How do you stay creative? Where do you get inspiration?
I think if you’re passionate and you love what you do, and you’re constantly pushing yourself in different areas of your life—whether that be in the education aspect of the industry, or whether that be just trying new things with your clients, and just working with people that you love—you’re going to stay inspired to do something creative. Any time you do something creative and you get that feeling or excitement and that sort of buzz, so to speak, that’s going to push you to do even more creative things. The more you do, the creativity kind of spurns itself.
I know you’ve said that Michelle Pargee has been a mentor to you. Tell us about this.
Michelle was actually on set the day that I shot this collection. I’ve known Michelle through Goldwell for years and I’ve had the opportunity to work under her many times, and work with her and we were able to build a friendship as well. What is great is that she’s always been very open with her process, so I’ve spent a lot of time assisting on her photo shoots and she’s always been there for me when I’ve needed to bounce ideas off of somebody. She’s been instrumental in my growth as an artist and I can’t say enough amazing things about what she’s done for the industry and what she’s done for young stylists every day.
Do you have any other mentors in the industry?
Oh, so many. Edwin Johnson is a big one, Jon Paul Holt was a big one. To be honest, pretty much everybody that I work with or have worked with before has influenced my career.
What are some of the goals that you’re working towards?
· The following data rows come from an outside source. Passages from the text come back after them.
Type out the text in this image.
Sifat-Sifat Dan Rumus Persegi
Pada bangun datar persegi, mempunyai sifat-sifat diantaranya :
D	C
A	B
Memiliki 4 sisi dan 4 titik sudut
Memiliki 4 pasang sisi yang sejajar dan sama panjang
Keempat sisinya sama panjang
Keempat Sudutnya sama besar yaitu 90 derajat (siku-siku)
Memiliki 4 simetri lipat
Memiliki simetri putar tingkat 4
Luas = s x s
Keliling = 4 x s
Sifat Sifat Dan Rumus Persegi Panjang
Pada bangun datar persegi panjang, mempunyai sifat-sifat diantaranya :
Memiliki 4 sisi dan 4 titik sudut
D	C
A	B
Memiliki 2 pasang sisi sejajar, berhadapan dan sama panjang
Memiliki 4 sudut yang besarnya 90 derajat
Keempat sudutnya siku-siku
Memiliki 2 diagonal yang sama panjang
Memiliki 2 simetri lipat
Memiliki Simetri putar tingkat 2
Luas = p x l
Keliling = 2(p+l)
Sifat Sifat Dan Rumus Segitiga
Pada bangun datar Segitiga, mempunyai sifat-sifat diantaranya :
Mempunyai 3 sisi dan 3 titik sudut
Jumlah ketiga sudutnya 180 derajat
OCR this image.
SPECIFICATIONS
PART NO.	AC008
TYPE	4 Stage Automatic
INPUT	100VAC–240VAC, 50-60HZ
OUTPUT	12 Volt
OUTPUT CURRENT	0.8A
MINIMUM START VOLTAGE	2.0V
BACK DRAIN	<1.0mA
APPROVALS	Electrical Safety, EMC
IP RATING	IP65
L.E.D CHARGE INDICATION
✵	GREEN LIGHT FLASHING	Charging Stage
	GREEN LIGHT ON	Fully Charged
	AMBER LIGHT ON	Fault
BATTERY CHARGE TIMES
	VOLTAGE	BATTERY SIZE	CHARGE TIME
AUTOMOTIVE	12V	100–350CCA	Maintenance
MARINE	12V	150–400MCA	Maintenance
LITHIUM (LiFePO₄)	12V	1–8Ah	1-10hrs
My biggest goal right now is to give back to the community of hairdressers within B.C. and nationally as well. I’m on the board of directors for the Beauty Council of Western Canada and I sit on the professional advisory council for the ABA, so I really want to do a lot of work for the community. My biggest goal right now is to go out there and inspire as many hairdressers as possible—whether that be through seminars or online work. There’s a lot that we can do to just get people excited and to help grow our industry as a whole, so I think that is one of my largest goals over the next couple of years. Then, as always, it’s just to stay inspired, create art, and to make something that hopefully evokes emotion in people who see it, and just keep everything exciting.
What has this past year been like for you?
This has been one of the best years of my life. This whole COVID world can make or break you. You have a choice of hunkering down, being sad or becoming mundane, or you can take it as an opportunity to spend some real honest time with yourself and grow. I think that you’re going to see a lot of people come out of COVID better than ever, more motivated than ever, healthier than ever and ready to rock to world.